Lily, our youngest daughter, is filled to the brim with “darndest things” and countless amounts of questions about the death of her brother and best friend, Matthew.
Recently, after a nightmare, Lily was convinced Matthew had become a ghost. All day she was afraid of everything — the bathroom, the dog, and even her toys had “freaky” eyes. She was adamant that her ghost brother was haunting her and wanted me to take Matthew’s pictures down because his face was scary.
I tried to act like it was just any other nightmare and went on to explain how dreams, good or bad, are not real. That when Matthew was created, it was into a human just like her and not a ghost.
I could feel my child’s questioning eyes pierce right through my struggle to explain the unknown with answers that were more grounded in faith than fact. I have found the living don’t really know what will happen when they die, simply because we have never died. But yet in my family, death is an exhausting part of our daily life.

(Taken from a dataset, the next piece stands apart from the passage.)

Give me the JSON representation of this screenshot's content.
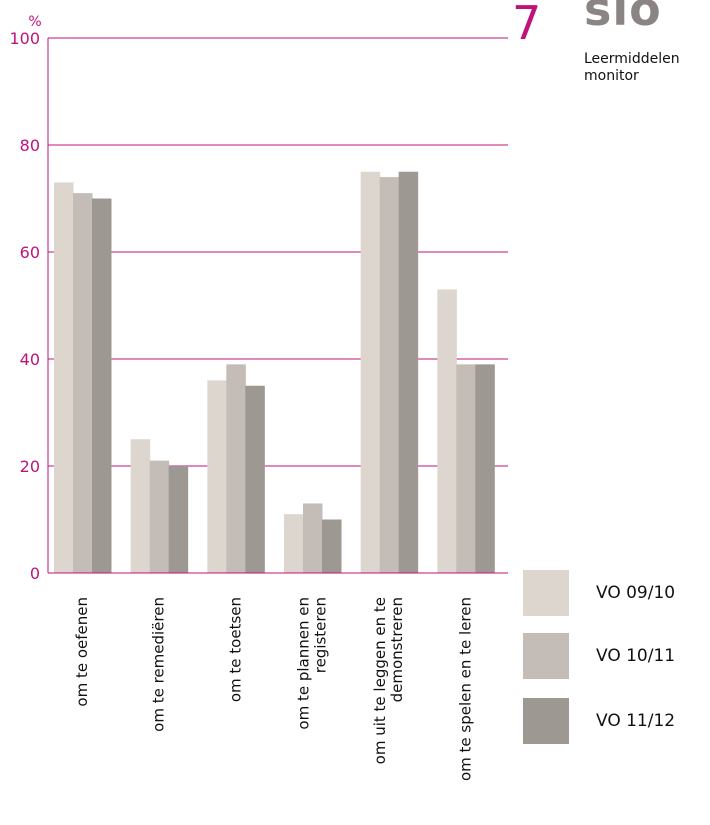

I will be honest: this day was extra tiresome and my heart hurt with the thought that somehow, Lily’s amazing brother had now developed into her worst nightmare. Despite our daughter’s questions about death, her love for Matthew still finds a way to grow.
My ears can’t help but perk up when Matthew’s name makes it to Lily’s exclusive “best friend list” or when she includes him in her artwork. I find amusement in my resourceful little griever who likes to tell her younger brother Luke that she is unable to share her special toys with him because those are only shared with Matthew — which means she does share, just not with children in this world.
Of course, Lukie finds great irritation when he is deprived of “special toys.” Refusing to be outdone, Luke will inform his sister about his special brother Izahia, the eldest sibling in the family. Sometimes their “special brother” battle-offs are cute, but most times it is a reminder of how different life is for families like mine.
This past Christmas Luke asked if the brother he has never met was riding in a sleigh with Santa.
I will be honest, his question disturbed my peace of mind because Matthew existed but Santa is not real. Somehow, Matthew had developed into a figment of Lukie’s imagination, only existing in the world of make believe with other folklore legends like Santa Clause and the Easter Bunny.
This new school year has created extra grieving opportunities as we prepared our little Lily for her first day of kindergarten. While shopping for school supplies she exclaimed, “I can’t believe Matthew will never get to go to school.”
I had been having the same thought and was shocked with how much this little girl was in my head. Each item we placed in the cart made me hurt for Matthew.
Every form I signed that would never contain his name.
The lunch box that he would never choose.
The teacher I will never meet had all become just one big fat reminder of a life that did not happen.
And then there was that back-to-school physical that really broke this grieving mamma’s back. A nurse was reviewing our family forms. Turning to Luke she said, “And you must be Matthew?”
“No,” I said. “Matthew passed away. This is our son Luke.”
(Insert lots of uncomfortable silence here.)
Which is fine. I am totally used to that type of response, but this nurse let her uncomfortableness get the best of her and replied with words that were literally like acid to my eardrums. With awkwardness she replied, “Oh, you’re the replacement baby.”
My face could not conceal the hurt just inflicted by her words. Tears rushed in with velocity, but I refused to let those lying words hang in the air for a moment longer. With great assertion I said, “There is no replacing Matthew, but Luke does bring us a lot of joy.”
I don’t even remember the nurse leaving, just bursting into tears as the door closed behind her. My children’s eyes focused on me, and my husband, a little wide-eyed, responded with practicality, “She didn’t know.”
I can understand that aspect but what I do not understand is why my grieving experience can make another person feel uncomfortable. It’s mine and I own it every day/ With that ownership has come the knowledge that losing Matthew is not a fixable problem.
Not with filler words. Not with time. And not with replacement babies.
He was one of the greatest loves of my life and I am in need of him in every way. These “feel better” sayings do not ease that need and I will be honest, it has never hurt when someone responded with a simple “I’m sorry.”
This new school year has also brought in the opportunities for new joys. Lily’s first day of school was a great success with one new friend and hope that her new teacher never dies.
I know it may not be a normal hope in your home but in ours, it only means she really likes you.